One honest limit: this is the commentary endpoint only. The Scorecard and Overs tabs hit their own endpoints, which I couldn't guess from outside (I tried - they 404). The only reliable way to find them is to open each tab with the Network panel watching. In a dynamic site, you observe the runtime; you don't guess the URLs.

Why the clone works (and where to stop)

The clone works for one unglamorous reason: Cricbuzz doesn't block it. The endpoint is public, needs no key, and comes straight from Akamai's cache - so a single slow poller just looks like one more reader asking for a file that's already sitting at the edge.

That's also the line I'd draw. Reading a public response your own browser already fetches, at a human pace, to understand how something works - that's fair, and it's all I did here. Hammering the endpoint in a tight loop, or rebuilding the product to compete with it, is not: that's their bandwidth and their data. There's no reason to go fast anyway - the cached copy only refreshes every few seconds, so polling quicker just returns the same bytes. Poll politely, keep it personal.
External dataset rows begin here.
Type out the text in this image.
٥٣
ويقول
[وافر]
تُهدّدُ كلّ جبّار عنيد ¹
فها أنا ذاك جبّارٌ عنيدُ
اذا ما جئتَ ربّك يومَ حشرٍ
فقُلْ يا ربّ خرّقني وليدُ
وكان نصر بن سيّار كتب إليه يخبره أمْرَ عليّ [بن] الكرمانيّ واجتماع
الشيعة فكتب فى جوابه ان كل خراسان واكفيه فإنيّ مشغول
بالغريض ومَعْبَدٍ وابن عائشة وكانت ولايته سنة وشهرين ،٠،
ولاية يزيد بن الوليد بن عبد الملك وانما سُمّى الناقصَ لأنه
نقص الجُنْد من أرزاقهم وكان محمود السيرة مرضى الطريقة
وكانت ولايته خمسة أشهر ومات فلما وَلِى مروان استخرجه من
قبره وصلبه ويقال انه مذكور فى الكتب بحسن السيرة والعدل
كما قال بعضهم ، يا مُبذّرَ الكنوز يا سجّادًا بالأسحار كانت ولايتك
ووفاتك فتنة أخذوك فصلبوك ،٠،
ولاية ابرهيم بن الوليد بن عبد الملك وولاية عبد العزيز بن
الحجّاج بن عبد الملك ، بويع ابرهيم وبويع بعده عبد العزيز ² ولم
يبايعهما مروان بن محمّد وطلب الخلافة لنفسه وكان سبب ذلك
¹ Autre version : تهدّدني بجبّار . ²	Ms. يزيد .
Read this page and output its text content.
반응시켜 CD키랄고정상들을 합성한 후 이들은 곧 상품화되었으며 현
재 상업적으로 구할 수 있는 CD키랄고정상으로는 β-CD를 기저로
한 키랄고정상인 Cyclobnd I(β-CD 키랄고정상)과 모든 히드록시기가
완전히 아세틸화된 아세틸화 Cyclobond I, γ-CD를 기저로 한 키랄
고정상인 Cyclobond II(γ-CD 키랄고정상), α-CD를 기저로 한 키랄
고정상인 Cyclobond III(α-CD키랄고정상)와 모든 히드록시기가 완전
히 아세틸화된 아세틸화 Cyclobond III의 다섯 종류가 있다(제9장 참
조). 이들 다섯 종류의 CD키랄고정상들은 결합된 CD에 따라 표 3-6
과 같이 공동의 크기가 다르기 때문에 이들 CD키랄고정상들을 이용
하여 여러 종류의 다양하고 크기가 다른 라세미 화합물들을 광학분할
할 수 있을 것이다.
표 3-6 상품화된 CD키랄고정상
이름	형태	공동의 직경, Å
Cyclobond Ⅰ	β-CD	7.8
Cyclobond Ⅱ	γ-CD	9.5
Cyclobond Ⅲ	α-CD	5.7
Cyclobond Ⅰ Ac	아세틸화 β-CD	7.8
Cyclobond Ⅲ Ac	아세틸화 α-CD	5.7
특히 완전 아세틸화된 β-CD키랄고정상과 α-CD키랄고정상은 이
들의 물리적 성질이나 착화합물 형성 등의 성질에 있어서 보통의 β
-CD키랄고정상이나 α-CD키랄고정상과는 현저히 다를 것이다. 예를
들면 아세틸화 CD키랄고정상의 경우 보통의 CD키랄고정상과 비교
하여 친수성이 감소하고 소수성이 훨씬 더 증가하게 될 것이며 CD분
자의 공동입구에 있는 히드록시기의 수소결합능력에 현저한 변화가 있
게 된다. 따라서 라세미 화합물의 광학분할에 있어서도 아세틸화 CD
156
And to be clear it isn't a static file: watching it live, the responseLastUpdated stamp advanced and the score ticked from 105 to 107 on its own, mid-over - real updates flowing through the same cached endpoint, every few seconds.

The takeaway

"Live" almost never means websockets. For read-heavy, one-to-many data - scores, prices, vote counts, view counters - the boring, bulletproof pattern is: serve a cacheable JSON, poll it on a short loop, and let a CDN absorb the crowd. Cricbuzz reaches tens of millions of people with an endpoint you can curl, and the only "real-time" component is a five-second cache.

Want to see it yourself? Open any live match, hit F12, go to Network → Fetch/XHR, and watch /api/mcenter/comm/<id> tick by. Everything here was just my own browser reading public responses - which is the most honest way there is to learn how something actually works.